The proposed merger between Capital First and IDFC Bank will have to pass all regulatory hurdles. The merged organization will have to raise a whopping Rs. 4, 000 crore in order to adhere to regulatory guidelines and obligations linked to liquidity. The buyout organization will also have to slash its stake by almost ½ of a percentage point approximately. The newly formed bank will have to purchase government bonds in higher numbers in order to adhere to the SLR (statutory liquidity ratio) and keep funds aside as its CRR (cash reserve ratio) which is essentially the proportion of total deposits that all Indian banks have to maintain with the apex bank or the RBI (Reserve Bank of India).
Experts state that Rs. 5-6, 000 crore could be an estimated sum required by the merged entity in order to have the merger go through without running into regulatory headwinds. The combined entity, as per reports, already has surplus SLR and CRR of more than Rs. 2, 000 crore and getting hold of another Rs. 3-4, 000 crore should not be too difficult as per experts. The newly formed entity has not got its official name as of yet. The focus will be firmly on retail and V Vaidyanathan will head the new entity as per reports.
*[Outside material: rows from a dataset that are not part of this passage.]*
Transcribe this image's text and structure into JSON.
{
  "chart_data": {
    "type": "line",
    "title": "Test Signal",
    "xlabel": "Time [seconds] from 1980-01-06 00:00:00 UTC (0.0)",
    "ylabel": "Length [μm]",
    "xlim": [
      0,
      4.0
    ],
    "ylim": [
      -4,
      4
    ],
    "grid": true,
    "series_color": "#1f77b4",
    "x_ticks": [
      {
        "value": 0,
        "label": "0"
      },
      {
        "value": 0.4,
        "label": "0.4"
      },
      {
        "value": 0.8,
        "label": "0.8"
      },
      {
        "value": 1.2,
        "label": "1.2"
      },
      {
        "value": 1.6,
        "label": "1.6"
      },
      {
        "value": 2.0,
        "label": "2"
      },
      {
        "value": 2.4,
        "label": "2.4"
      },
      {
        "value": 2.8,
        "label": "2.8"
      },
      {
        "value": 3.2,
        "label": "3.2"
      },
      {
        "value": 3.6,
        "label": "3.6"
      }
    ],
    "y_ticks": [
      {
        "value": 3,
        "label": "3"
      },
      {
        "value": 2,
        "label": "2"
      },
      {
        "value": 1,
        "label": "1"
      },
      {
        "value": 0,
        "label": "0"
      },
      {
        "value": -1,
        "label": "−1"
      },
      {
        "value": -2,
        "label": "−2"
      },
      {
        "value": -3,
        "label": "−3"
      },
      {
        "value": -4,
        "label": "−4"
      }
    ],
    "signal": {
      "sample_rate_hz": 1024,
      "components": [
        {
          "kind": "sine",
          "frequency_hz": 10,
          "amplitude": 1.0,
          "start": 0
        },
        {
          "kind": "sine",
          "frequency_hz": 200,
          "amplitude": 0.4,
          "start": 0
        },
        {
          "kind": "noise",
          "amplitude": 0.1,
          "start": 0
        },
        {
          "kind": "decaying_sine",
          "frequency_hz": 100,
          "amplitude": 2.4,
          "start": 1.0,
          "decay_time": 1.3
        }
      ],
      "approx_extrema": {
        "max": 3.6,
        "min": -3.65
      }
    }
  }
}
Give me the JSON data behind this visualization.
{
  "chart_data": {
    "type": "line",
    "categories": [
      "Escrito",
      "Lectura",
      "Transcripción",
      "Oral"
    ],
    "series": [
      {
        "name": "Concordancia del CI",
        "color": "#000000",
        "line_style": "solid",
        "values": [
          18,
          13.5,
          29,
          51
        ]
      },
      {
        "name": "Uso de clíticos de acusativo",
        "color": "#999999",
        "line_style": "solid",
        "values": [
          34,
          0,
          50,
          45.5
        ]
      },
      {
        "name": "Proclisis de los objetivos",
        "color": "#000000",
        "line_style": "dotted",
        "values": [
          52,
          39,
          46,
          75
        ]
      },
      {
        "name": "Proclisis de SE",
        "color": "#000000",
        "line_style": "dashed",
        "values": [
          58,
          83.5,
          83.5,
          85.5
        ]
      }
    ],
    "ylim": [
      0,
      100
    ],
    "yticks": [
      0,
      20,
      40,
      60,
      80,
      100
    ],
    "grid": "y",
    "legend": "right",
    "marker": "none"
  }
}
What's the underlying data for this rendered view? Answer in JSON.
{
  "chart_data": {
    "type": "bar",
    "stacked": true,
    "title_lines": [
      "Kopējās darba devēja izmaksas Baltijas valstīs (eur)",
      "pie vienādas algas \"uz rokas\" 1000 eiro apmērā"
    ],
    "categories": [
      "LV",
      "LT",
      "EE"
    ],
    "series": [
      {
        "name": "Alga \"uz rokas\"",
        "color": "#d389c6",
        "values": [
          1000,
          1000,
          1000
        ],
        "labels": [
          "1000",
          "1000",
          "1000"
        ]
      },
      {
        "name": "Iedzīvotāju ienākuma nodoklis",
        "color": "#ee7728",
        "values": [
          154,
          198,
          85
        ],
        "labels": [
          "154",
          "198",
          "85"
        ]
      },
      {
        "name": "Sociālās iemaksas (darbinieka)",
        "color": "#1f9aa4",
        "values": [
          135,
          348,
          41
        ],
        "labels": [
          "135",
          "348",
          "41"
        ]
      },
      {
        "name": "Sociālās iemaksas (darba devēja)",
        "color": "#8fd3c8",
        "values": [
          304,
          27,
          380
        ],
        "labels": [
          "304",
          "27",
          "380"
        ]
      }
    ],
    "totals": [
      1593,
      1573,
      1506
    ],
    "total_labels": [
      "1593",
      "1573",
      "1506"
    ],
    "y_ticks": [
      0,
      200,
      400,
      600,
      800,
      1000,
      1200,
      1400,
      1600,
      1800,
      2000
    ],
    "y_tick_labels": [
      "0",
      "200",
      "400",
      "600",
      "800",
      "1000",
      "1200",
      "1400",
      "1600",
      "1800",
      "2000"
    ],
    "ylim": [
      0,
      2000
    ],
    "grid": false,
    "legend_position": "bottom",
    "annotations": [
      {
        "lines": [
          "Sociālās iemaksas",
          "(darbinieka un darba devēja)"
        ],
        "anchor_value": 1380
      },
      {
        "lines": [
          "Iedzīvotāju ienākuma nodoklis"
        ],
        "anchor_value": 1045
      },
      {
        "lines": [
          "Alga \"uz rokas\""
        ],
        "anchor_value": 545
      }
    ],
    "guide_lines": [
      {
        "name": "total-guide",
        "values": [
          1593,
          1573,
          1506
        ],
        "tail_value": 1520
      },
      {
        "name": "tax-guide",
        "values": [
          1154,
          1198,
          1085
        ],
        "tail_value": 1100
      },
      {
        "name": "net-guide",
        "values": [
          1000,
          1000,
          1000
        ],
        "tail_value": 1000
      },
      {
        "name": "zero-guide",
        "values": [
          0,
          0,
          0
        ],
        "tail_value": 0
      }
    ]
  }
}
The partners are planning to create a mega bank with asset sizes exceeding Rs. 88, 000 crore along with 194 branches in total and more than 5 million customers. IDFC Bank’s shareholders will be getting a share of Capital First for every 13.9 shares held by them. Warburg Pincus owns approximately 35% in Capital First and it will have to sell some stocks in order to adhere to regulatory guidelines for banks. No entity can own in excess of 10% of a bank other than its promoter and minus dilution, the stake of Warburg Pincus in this new entity will be around 10.5%. IDFC will also have to purchase more shares since the holdings will go below the regulatory 40% mandated by the RBI when it received the banking license back in the year 2014. The stake will be around 36-37% in the new firm and increasing this to the required 40% will necessitate investments of around Rs. 1, 000-1, 200 crore. No jobs will be lost as a result of this merger.